Accorder à la Session des jeunes et à la Conférence des enfants le droit de présenter leurs pétitions et leurs propositions aux commissions compétentes
21.4413 · Motion · 2021-12-13
Parlement
Liquidé
Wortlaut
Le Bureau du Conseil national est chargé d'accorder au Forum de la Session fédérale des jeunes et à la Conférence des enfants le droit de présenter leurs pétitions et leurs propositions aux commissions chargées de les traiter.
Begründung
La Session fédérale des jeunes et la Conférence des enfants sont de bons exemples de participation politique des enfants et des jeunes au niveau fédéral. Dans son rapport du 24.5.2017 établi en réponse au postulat Reynard 13.4304 (" Renforcer la Session des jeunes "), le Conseil fédéral indique qu'il considère la Session des jeunes comme un événement annuel important du point de vue de l'éducation et de la participation politiques des jeunes, mais qu'il n'estime pas opportun de mettre à la disposition des enfants et des jeunes - et en particulier de la Session des jeunes - des instruments contraignants tels qu'un droit de proposition.À l'heure actuelle, les pétitions déposées par la Session des jeunes et les revendications de la Conférence des enfants ne sont pas suffisamment prises en considération. Comme il ressort du rapport précité, seules 15 pétitions ont été reprises sous forme de postulat ou traitées avec un autre objet par le Parlement jusqu'en 2017, soit moins d'un dixième des pétitions déposées. La Session des jeunes et la Conférence des enfants favorisent l'émergence de débats politiques constructifs et permettent aux enfants et aux jeunes de formuler des revendications au niveau national.
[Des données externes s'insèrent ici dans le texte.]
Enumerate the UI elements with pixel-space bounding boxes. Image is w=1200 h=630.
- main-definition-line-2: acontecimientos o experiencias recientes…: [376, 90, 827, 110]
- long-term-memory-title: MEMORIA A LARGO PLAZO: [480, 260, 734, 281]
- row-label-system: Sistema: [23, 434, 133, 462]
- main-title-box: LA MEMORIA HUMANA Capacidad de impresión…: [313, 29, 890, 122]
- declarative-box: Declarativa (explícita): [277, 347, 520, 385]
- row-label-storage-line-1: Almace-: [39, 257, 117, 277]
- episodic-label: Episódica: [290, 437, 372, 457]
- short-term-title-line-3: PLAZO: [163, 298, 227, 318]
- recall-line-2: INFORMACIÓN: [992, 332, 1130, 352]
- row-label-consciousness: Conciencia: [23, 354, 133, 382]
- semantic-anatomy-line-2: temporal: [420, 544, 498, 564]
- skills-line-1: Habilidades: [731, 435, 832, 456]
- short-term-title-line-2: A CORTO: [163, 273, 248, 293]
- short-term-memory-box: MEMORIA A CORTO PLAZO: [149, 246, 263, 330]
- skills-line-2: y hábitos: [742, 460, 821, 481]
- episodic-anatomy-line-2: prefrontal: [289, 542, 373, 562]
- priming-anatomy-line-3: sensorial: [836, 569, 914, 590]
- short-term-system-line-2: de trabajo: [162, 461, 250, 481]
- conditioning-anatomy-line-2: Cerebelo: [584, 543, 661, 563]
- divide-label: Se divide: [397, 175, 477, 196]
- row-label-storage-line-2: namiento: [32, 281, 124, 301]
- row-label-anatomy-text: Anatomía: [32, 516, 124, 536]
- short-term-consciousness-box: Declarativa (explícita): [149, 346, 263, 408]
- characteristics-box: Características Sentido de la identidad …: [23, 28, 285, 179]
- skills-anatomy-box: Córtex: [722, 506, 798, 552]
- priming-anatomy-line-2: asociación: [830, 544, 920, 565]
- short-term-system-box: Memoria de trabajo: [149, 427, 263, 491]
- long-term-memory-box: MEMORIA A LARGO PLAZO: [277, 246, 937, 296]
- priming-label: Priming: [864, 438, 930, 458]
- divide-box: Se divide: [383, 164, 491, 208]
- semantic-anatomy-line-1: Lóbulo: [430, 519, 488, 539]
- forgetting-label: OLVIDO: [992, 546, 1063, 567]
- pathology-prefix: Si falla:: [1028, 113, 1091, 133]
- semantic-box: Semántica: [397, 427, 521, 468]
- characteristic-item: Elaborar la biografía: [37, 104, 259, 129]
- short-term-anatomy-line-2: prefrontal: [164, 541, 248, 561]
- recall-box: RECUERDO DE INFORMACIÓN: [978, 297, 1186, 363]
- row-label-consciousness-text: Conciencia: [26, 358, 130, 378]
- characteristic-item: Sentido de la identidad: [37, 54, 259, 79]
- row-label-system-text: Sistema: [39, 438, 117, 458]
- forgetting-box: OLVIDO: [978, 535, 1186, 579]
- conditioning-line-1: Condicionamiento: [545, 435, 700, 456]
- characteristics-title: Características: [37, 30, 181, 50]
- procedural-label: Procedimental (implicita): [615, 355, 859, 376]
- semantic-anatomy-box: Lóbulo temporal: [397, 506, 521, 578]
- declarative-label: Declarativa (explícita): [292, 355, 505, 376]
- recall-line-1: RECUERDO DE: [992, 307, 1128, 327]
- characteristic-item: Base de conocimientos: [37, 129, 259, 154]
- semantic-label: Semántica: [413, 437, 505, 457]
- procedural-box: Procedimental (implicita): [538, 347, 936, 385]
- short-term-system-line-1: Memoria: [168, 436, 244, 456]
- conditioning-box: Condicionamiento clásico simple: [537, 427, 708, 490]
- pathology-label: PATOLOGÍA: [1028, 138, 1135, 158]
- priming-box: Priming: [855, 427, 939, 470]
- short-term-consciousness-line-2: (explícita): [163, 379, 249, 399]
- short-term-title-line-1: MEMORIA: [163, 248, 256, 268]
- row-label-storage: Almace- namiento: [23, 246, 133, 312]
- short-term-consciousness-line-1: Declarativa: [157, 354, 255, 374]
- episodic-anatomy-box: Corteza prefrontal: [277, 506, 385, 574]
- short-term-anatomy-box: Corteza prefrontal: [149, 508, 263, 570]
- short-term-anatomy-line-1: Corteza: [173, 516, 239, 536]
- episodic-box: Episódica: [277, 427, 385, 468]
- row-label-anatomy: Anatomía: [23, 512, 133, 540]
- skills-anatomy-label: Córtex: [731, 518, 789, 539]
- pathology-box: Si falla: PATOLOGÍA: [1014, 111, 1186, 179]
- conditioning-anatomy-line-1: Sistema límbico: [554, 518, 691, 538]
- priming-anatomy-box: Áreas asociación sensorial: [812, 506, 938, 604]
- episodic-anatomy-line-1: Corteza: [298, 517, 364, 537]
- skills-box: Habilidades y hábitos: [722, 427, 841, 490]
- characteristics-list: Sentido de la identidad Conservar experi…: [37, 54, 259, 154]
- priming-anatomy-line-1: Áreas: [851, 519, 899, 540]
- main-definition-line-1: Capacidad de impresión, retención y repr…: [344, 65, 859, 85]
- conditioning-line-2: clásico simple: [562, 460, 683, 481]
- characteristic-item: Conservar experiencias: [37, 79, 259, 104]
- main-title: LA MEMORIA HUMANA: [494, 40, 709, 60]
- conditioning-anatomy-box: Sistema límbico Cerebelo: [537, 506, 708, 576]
Au vu du faible écho rencontré par ces dernières, il est cependant temps de réfléchir à la manière dont elles pourraient être mieux prises en considération.Un bon moyen d'y parvenir serait d'octroyer au Forum de la Session des jeunes et à la Conférence des enfants le droit de présenter leurs propositions et pétitions devant les commissions chargées de les traiter, afin qu'elles reçoivent toute l'attention qui leur est due. Accorder aux enfants et aux jeunes la possibilité de présenter eux-mêmes leurs propositions et leurs pétitions, c'est renforcer leur participation à la vie politique, valoriser leur contribution et donner davantage de poids à leurs revendications. C'est aussi permettre un échange direct et favoriser la discussion sur un pied d'égalité. Les enfants et les jeunes seront ainsi associés aux débats plutôt que d'en être simplement l'objet.Pour rappel, la Suisse s'est engagée, en ratifiant la Convention des Nations Unies relative aux droits de l'enfant, à favoriser la participation directe des enfants et des jeunes au niveau communal, cantonal mais aussi fédéral.
Antrag des Bundesrates
Le bureau propose de rejeter la motion. Une minorité (Trede, Andrey) propose d'adopter la motion.
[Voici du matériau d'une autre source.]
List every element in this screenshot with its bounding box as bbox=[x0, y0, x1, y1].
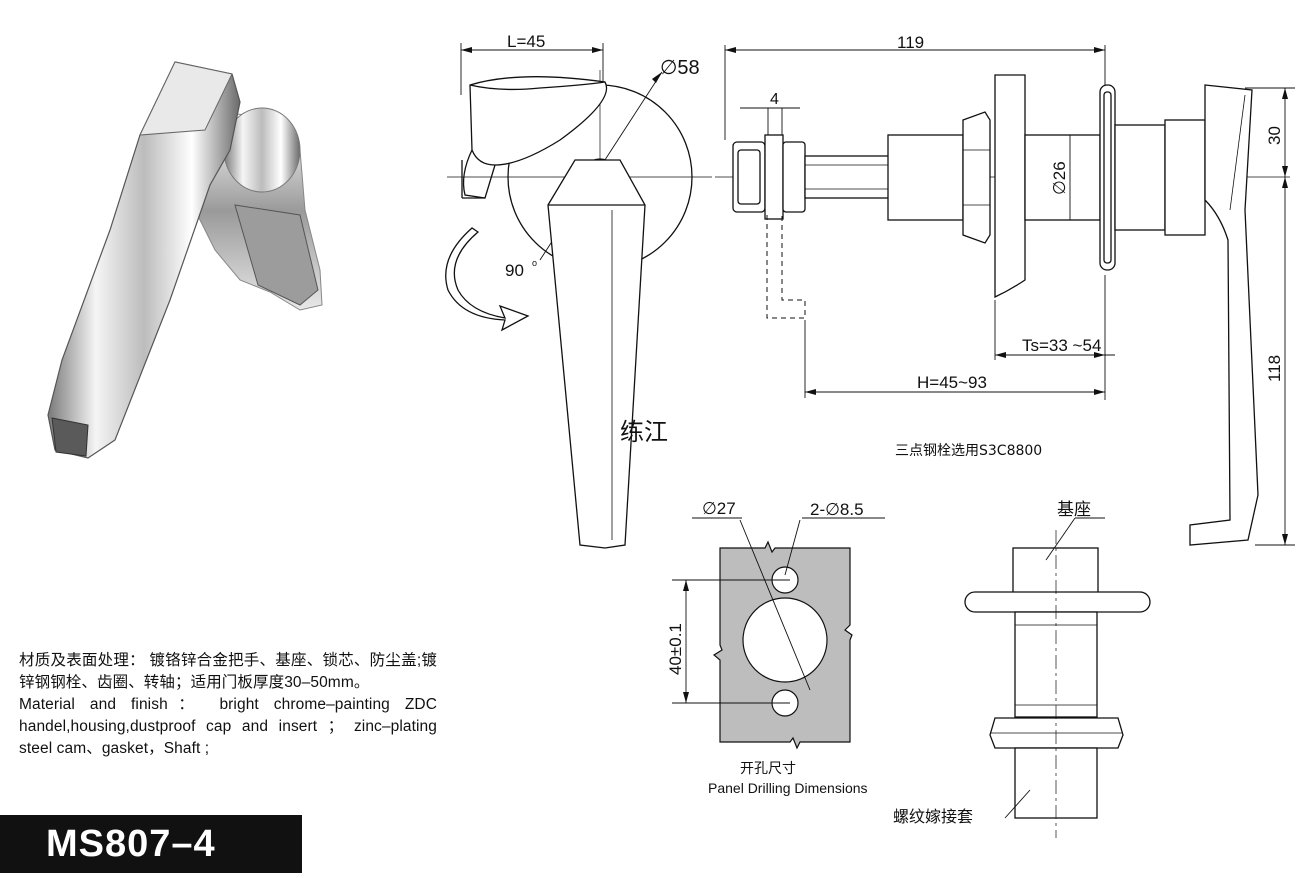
dim-ts: Ts=33 ~54 bbox=[1022, 336, 1101, 355]
dim-angle-degree: o bbox=[532, 258, 537, 268]
dim-l45: L=45 bbox=[507, 32, 545, 51]
dim-spacing: 40±0.1 bbox=[666, 623, 685, 675]
dim-118: 118 bbox=[1265, 355, 1284, 382]
panel-drilling-drawing bbox=[672, 517, 885, 750]
base-sleeve-drawing bbox=[964, 517, 1151, 838]
product-photo bbox=[47, 61, 323, 459]
front-view bbox=[445, 43, 712, 549]
side-view bbox=[715, 45, 1295, 546]
description-en: Material and finish： bright chrome–paint… bbox=[19, 696, 437, 757]
model-badge: MS807–4 bbox=[0, 815, 302, 873]
handle-top-image bbox=[139, 61, 233, 136]
dim-angle: 90 bbox=[505, 261, 524, 280]
dim-4: 4 bbox=[770, 91, 779, 108]
dim-d58: ∅58 bbox=[660, 57, 700, 79]
material-description: 材质及表面处理： 镀铬锌合金把手、基座、锁芯、防尘盖;镀锌钢钢栓、齿圈、转轴；适… bbox=[19, 650, 437, 760]
drilling-label-cn: 开孔尺寸 bbox=[740, 761, 796, 777]
thread-sleeve-label: 螺纹嫁接套 bbox=[893, 807, 973, 826]
drilling-label-en: Panel Drilling Dimensions bbox=[708, 780, 868, 796]
dim-h: H=45~93 bbox=[917, 373, 987, 392]
handle-lever-image bbox=[47, 61, 241, 459]
watermark: 练江 bbox=[620, 418, 668, 446]
bolt-note: 三点钢栓选用S3C8800 bbox=[895, 443, 1042, 459]
dim-holes: 2-∅8.5 bbox=[810, 500, 864, 519]
dim-30: 30 bbox=[1265, 126, 1284, 145]
description-cn: 材质及表面处理： 镀铬锌合金把手、基座、锁芯、防尘盖;镀锌钢钢栓、齿圈、转轴；适… bbox=[19, 652, 437, 691]
dim-d27: ∅27 bbox=[702, 499, 736, 518]
dim-d26: ∅26 bbox=[1050, 161, 1069, 195]
dim-119: 119 bbox=[897, 33, 924, 52]
base-label: 基座 bbox=[1057, 500, 1091, 520]
handle-tip-image bbox=[51, 417, 89, 457]
shaft-image bbox=[234, 204, 319, 306]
Stellungnahme des Bundesrates
Le bureau apprécie à sa juste valeur le travail accompli par le Forum de la Session des jeunes et par la Conférence des enfants ainsi que l'engagement dont ils font preuve. Il soutient également les démarches entreprises en faveur de la formation et de la participation politiques des enfants et des jeunes. Néanmoins, il considère qu'il n'est pas judicieux d'accorder explicitement à ces deux organisations le droit de présenter leurs pétitions et leurs propositions aux commissions chargées de les traiter et, ce faisant, de les avantager par rapport à d'autres organisations comme la Session des femmes.En vertu de la législation en vigueur, seuls les cantons ont le droit d'être entendus au sujet des initiatives qu'ils déposent (cf. art. 160, al. 1, Cst. et art. 116, al. 4, LParl).L'art. 45, al. 1, let. b et c, LParl permet aux commissions de faire appel à des experts externes et d'entendre les milieux concernés. Ces dernières peuvent donc d'ores et déjà inviter une délégation de la Session des jeunes ou de la Conférence des enfants à leur présenter leurs pétitions et propositions. Les organisatrices et organisateurs de la Session des jeunes ou de la Conférence des enfants sont bien entendu libres de prendre contact avec les commissions et de leur faire part de leurs attentes. Par contre, contraindre les commissions à inviter certains organes ou organisations constituerait une atteinte à leur liberté d'établir la planification et l'ordre du jour de leurs séances. Il serait alors nécessaire de prévoir des dispositions ad hoc au niveau de la loi ou du règlement.